TORONTO, ONTARIO--(Marketwired - Jun 28, 2013) - Matrix Asset Management Inc. (MTA.TO) ("Matrix") announced today, further to its announcement on June 4, 2013, an update with respect to the sale of all of the operating assets (excluding working capital) of SEAMARK Asset Management Ltd. ("Seamark"), a subsidiary of Matrix (the "Seamark Sale").

The Seamark operating assets will be sold to a newly formed company ("New Seamark") owned by Robert McKim, the Chief Investment Officer and a director of Seamark, and Marquest Asset Management Inc. ("Marquest"). Mr. McKim will indirectly own 67% of the outstanding shares of New Seamark on closing of the Seamark Sale and Marquest will own the remaining 33%. Mr. McKim is not on the board of directors of Matrix and does not serve as an officer of Matrix. The board of directors of Matrix, all of whom are independent of New Seamark, has unanimously approved the sale of the operating assets of Seamark on the terms disclosed in Matrix's June 4, 2013 press release and summarized below.

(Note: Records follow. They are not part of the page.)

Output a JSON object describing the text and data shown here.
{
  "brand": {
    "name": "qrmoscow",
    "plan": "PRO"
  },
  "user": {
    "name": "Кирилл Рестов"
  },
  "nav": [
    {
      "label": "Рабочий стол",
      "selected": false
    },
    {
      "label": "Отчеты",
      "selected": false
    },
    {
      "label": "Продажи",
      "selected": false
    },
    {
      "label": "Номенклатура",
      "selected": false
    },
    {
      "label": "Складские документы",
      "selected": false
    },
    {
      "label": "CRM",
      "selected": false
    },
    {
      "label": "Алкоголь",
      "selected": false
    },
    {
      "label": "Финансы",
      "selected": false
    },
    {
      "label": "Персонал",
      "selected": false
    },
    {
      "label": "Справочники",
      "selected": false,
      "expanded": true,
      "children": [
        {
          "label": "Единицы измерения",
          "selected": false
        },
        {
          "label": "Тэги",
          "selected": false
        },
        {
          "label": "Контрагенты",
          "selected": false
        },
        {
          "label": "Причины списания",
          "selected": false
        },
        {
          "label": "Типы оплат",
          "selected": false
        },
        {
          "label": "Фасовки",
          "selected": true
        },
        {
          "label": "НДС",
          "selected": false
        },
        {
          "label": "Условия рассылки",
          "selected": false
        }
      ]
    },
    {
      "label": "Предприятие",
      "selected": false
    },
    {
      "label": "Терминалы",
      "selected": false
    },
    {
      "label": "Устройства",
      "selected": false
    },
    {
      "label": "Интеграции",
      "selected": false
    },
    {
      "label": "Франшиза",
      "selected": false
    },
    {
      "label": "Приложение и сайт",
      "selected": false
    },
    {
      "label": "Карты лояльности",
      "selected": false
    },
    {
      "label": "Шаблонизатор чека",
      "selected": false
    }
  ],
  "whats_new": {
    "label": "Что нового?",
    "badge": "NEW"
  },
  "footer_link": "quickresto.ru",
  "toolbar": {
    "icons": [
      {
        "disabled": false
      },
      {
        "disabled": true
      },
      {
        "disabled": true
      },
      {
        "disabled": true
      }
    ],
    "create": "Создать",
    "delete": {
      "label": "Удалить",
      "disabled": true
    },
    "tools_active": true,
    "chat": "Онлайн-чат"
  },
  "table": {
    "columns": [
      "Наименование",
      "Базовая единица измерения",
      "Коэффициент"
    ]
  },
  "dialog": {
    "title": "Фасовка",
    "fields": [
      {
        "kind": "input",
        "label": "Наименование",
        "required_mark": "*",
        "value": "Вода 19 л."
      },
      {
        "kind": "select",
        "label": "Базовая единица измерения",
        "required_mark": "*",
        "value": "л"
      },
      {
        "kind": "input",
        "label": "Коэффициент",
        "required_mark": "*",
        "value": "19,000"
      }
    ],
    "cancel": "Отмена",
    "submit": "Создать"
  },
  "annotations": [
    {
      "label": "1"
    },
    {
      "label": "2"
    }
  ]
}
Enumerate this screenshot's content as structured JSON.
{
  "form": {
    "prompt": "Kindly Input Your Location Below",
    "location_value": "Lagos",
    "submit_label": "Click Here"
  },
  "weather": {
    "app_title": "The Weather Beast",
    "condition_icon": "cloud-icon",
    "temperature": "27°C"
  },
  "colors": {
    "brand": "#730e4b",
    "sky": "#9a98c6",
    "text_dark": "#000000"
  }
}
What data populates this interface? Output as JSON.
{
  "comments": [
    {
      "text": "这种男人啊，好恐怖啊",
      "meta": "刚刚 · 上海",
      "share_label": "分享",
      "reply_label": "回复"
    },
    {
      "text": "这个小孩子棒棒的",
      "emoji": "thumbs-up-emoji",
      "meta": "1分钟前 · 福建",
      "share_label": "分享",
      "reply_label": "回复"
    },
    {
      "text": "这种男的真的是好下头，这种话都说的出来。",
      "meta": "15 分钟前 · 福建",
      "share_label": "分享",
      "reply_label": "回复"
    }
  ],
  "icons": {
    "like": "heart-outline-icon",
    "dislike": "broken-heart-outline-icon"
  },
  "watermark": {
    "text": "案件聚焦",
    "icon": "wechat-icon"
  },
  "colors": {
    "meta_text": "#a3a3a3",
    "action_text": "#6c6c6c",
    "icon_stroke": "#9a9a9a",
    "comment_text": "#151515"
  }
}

The Seamark Sale has a transaction value of approximately $1.62 million. The consideration is to be comprised of (i) $900,000 advanced on behalf of New Seamark to Matrix effective May 31, 2013, (ii) the forgiveness on May 31, 2013 of $218,739 of indebtedness owed by Seamark to a company related to Mr. McKim, (iii) $200,000 advanced by Marquest to Matrix effective June 4, 2013, (iv) $200,000 advanced on behalf of New Seamark to Seamark effective June 4, 2013, and (v) $100,000 advanced on behalf of New Seamark to Matrix effective June 4, 2013 (such advances being referred to herein as the "Advances").

Binding promissory notes in respect of the Advances and a binding asset sale term sheet have been executed by the parties and the terms of the promissory notes are the same as previously announced in Matrix's May 25, 2013 release. The promissory notes would be cancelled on closing of the Seamark Sale. Closing of the transactions remains subject to customary closing conditions, including obtaining TSX and regulatory approvals. It is unknown at this time if these conditions will be satisfied. Mr. McKim is an officer and director of Seamark, and therefore an insider of Matrix, and will participate in the transaction through an indirect ownership position in New Seamark. As such, under TSX rules Matrix must secure approval of the Seamark Sale from holders of more than 50% of the outstanding voting securities of Matrix who are not related to New Seamark. Matrix will rely on an exemption available under TSX rules that permits issuers to obtain this approval by way of a written resolution. No shares of Matrix will be issued in connection with the Seamark Sale and the Seamark Sale will not affect control of Matrix.